MF: Às vezes também ajuda quando as bandas querem ter números de catálogos específicos (Risos).

Isso acontece?

MF: Acontece, por exemplo, Os Velhos curtiam primeiro ser o AF010, agora queriam ser o 20. E Os Golpes têm sido sempre acabado em sete também. Sete, dezassete…

Funciona como o futebol.

MF: (Risos) Exactamente.

LF: Em relação ao Catálogo, havia algum objecto que…

MF: Que gostasses de comprar? (Risos)

LF: Não, não. Não é isso. Há ali coisas giras.
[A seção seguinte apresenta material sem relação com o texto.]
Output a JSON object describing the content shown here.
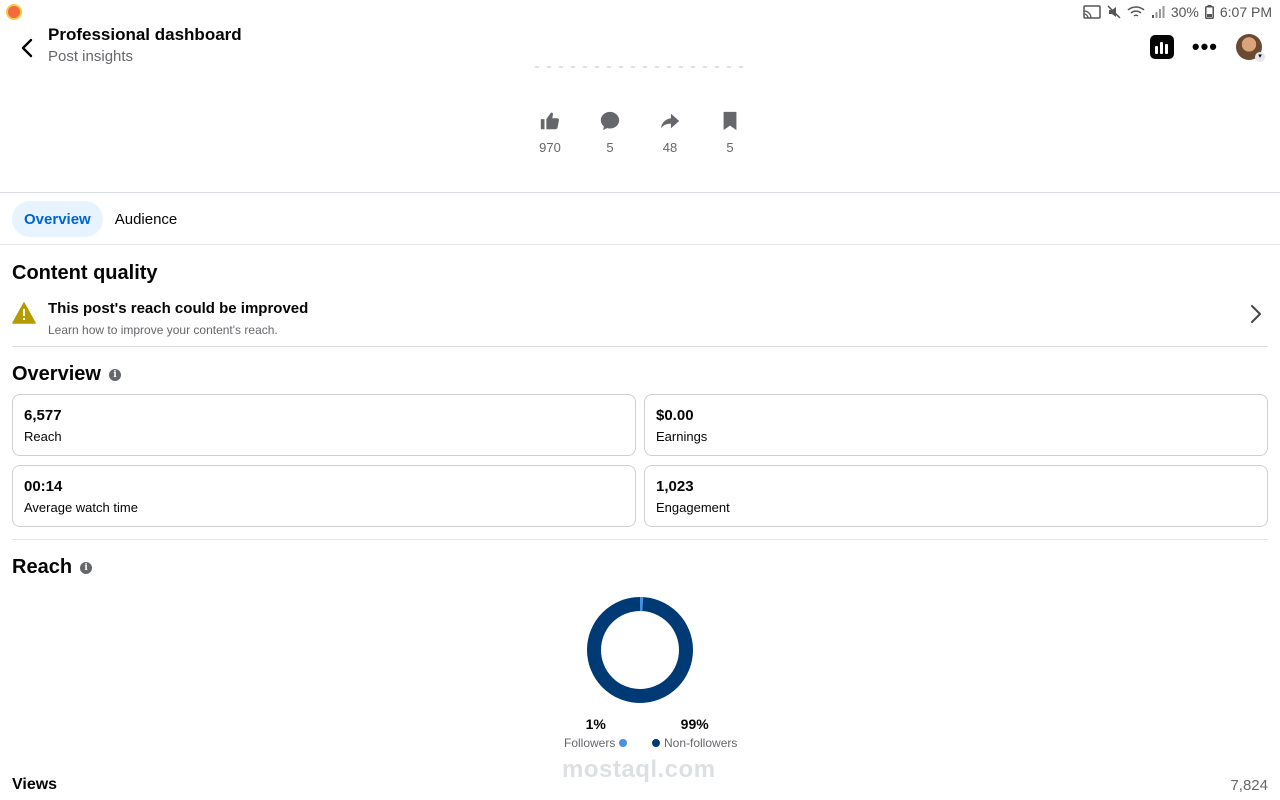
{
  "status_bar": {
    "battery": "30%",
    "time": "6:07 PM",
    "icons": [
      "cast-icon",
      "mute-icon",
      "wifi-icon",
      "signal-icon",
      "battery-icon"
    ]
  },
  "header": {
    "title": "Professional dashboard",
    "subtitle": "Post insights"
  },
  "reactions": [
    {
      "icon": "like-icon",
      "count": "970"
    },
    {
      "icon": "comment-icon",
      "count": "5"
    },
    {
      "icon": "share-icon",
      "count": "48"
    },
    {
      "icon": "bookmark-icon",
      "count": "5"
    }
  ],
  "tabs": [
    {
      "label": "Overview",
      "active": true
    },
    {
      "label": "Audience",
      "active": false
    }
  ],
  "content_quality": {
    "title": "Content quality",
    "notice_title": "This post's reach could be improved",
    "notice_desc": "Learn how to improve your content's reach."
  },
  "overview": {
    "title": "Overview",
    "cards": [
      {
        "value": "6,577",
        "label": "Reach"
      },
      {
        "value": "$0.00",
        "label": "Earnings"
      },
      {
        "value": "00:14",
        "label": "Average watch time"
      },
      {
        "value": "1,023",
        "label": "Engagement"
      }
    ]
  },
  "reach": {
    "title": "Reach",
    "followers_pct": "1%",
    "followers_label": "Followers",
    "nonfollowers_pct": "99%",
    "nonfollowers_label": "Non-followers",
    "followers_fraction": 0.01,
    "colors": {
      "followers": "#4a90e2",
      "nonfollowers": "#003a75"
    }
  },
  "views": {
    "label": "Views",
    "value": "7,824"
  },
  "watermark": "mostaql.com",
  "colors": {
    "accent": "#0064d1",
    "tab_active_bg": "#e7f3ff",
    "warning": "#b59a00"
  }
}
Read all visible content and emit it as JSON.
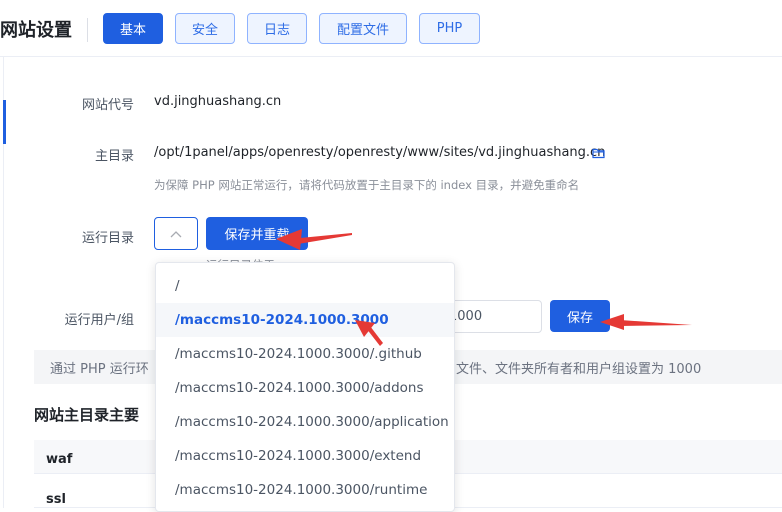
{
  "header": {
    "title": "网站设置",
    "tabs": [
      {
        "label": "基本",
        "active": true
      },
      {
        "label": "安全",
        "active": false
      },
      {
        "label": "日志",
        "active": false
      },
      {
        "label": "配置文件",
        "active": false
      },
      {
        "label": "PHP",
        "active": false
      }
    ]
  },
  "form": {
    "site_code_label": "网站代号",
    "site_code_value": "vd.jinghuashang.cn",
    "root_dir_label": "主目录",
    "root_dir_value": "/opt/1panel/apps/openresty/openresty/www/sites/vd.jinghuashang.cn",
    "root_dir_hint": "为保障 PHP 网站正常运行，请将代码放置于主目录下的 index 目录，并避免重命名",
    "run_dir_label": "运行目录",
    "run_dir_save_reload": "保存并重载",
    "run_dir_hint_fragment": "运行目录位于",
    "run_user_label": "运行用户/组",
    "run_user_value": "1000",
    "run_user_save": "保存",
    "info_text_left": "通过 PHP 运行环",
    "info_text_right": "文件、文件夹所有者和用户组设置为 1000"
  },
  "section": {
    "title_fragment": "网站主目录主要",
    "rows": [
      "waf",
      "ssl"
    ]
  },
  "dropdown": {
    "options": [
      "/",
      "/maccms10-2024.1000.3000",
      "/maccms10-2024.1000.3000/.github",
      "/maccms10-2024.1000.3000/addons",
      "/maccms10-2024.1000.3000/application",
      "/maccms10-2024.1000.3000/extend",
      "/maccms10-2024.1000.3000/runtime"
    ],
    "highlighted_index": 1
  },
  "colors": {
    "primary": "#1f5fe0",
    "annotation_arrow": "#e53935"
  }
}
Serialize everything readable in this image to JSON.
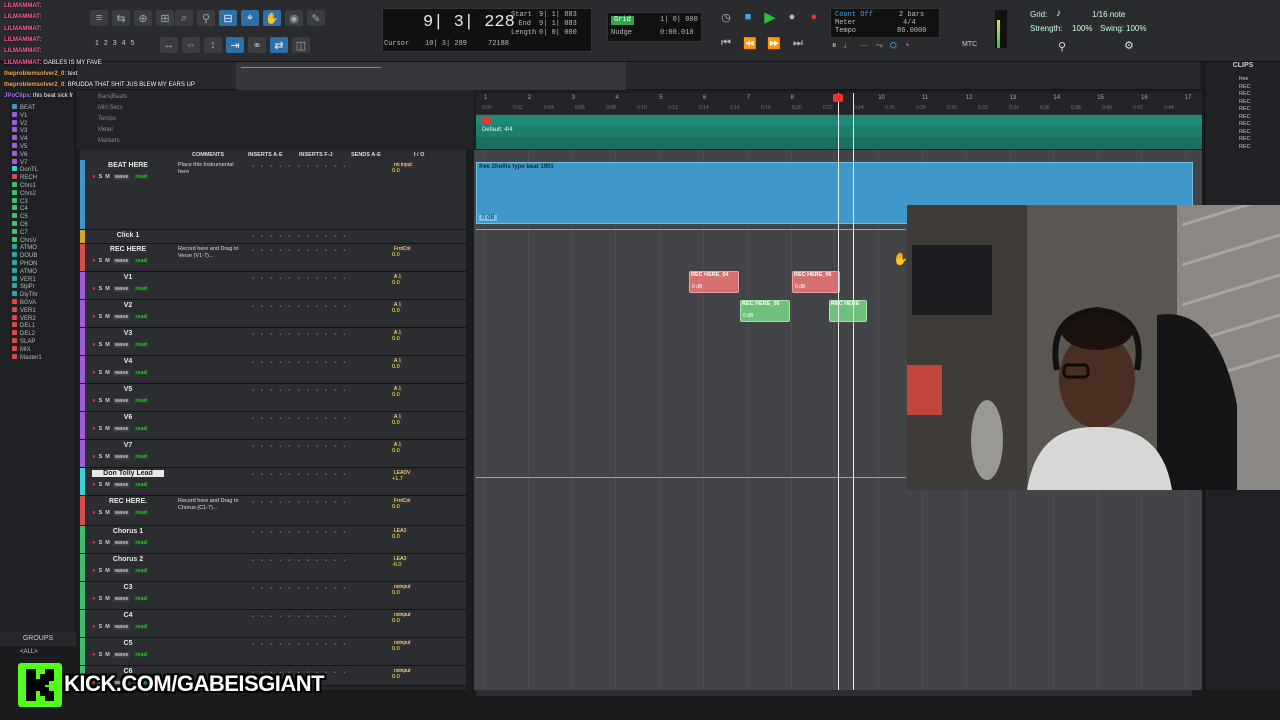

Acho que faz ali alguma falta o [acto de] contextualizar.

Porque é que estão lá apenas dois vídeos, por exemplo?

LF: Falha nossa.

MF: Porque faltam os outros todos.

LF: Às vezes são co-produções.

Sim, são da FlorCaveira.

PAR: Sim, tem a ver com isso. São telediscos que foram produzidos ou que foram ideias da Amor Fúria e que depois não têm concretização no disco. Achámos que fazia sentido darmos um número de catálogo que não estivesse associado a um disco. Faltam lá os outros telediscos que têm número de catálogo e que está associado a um disco.

LF: Ainda não entraram por falha nossa.

E o futuro?

MF: O futuro? O futuro começa agora, vamos agora para umas instalações novas muito giras [aqui no Chiado], na Rua Garret. Mas o futuro está já a acontecer e este ano, se tudo correr como tem corrido até agora, como temos andado a planear e trabalhar, vai ser um ano tão bom ou melhor que o ano passado. Coisas muito boas vão acontecer. Antes do Verão, no Verão, depois do Verão. Há o disco d’Os Velhos para sair, há o disco dos Salto para sair, há o disco dos Capitães [de Areia] para sair. Haverá um disco [meu] – se eu conseguir gravar aquela porcaria – para sair. Há também telediscos a fazer, muitos concertos, festas especiais, vai ser um ano em cheio, mais uma vez. E vem aí o João Botelho, pedimos-lhe para realizar o teledisco dos Feromona.

[Passa João Botelho]

MF: Olá João…

João Botelho: Bom dia.

MF: Nem se apercebeu de quem nós éramos (risos). Mas pronto, há-de ser um ano em cheio.

PAR: E o Depósito de Inúteis e a Amor Fúria… acho que o final do ano passado foi um bom ponto de charneira ou de virar de página da nossa história que está sempre em recomeço, está sempre reinventar-se. Em relação ao futuro, interessa-nos continuar a editar as bandas em que estamos a apostar e novas. Essencialmente [queremos] continuar a descobrir novos artistas e a poder apoiá-los dentro das nossas possibilidades.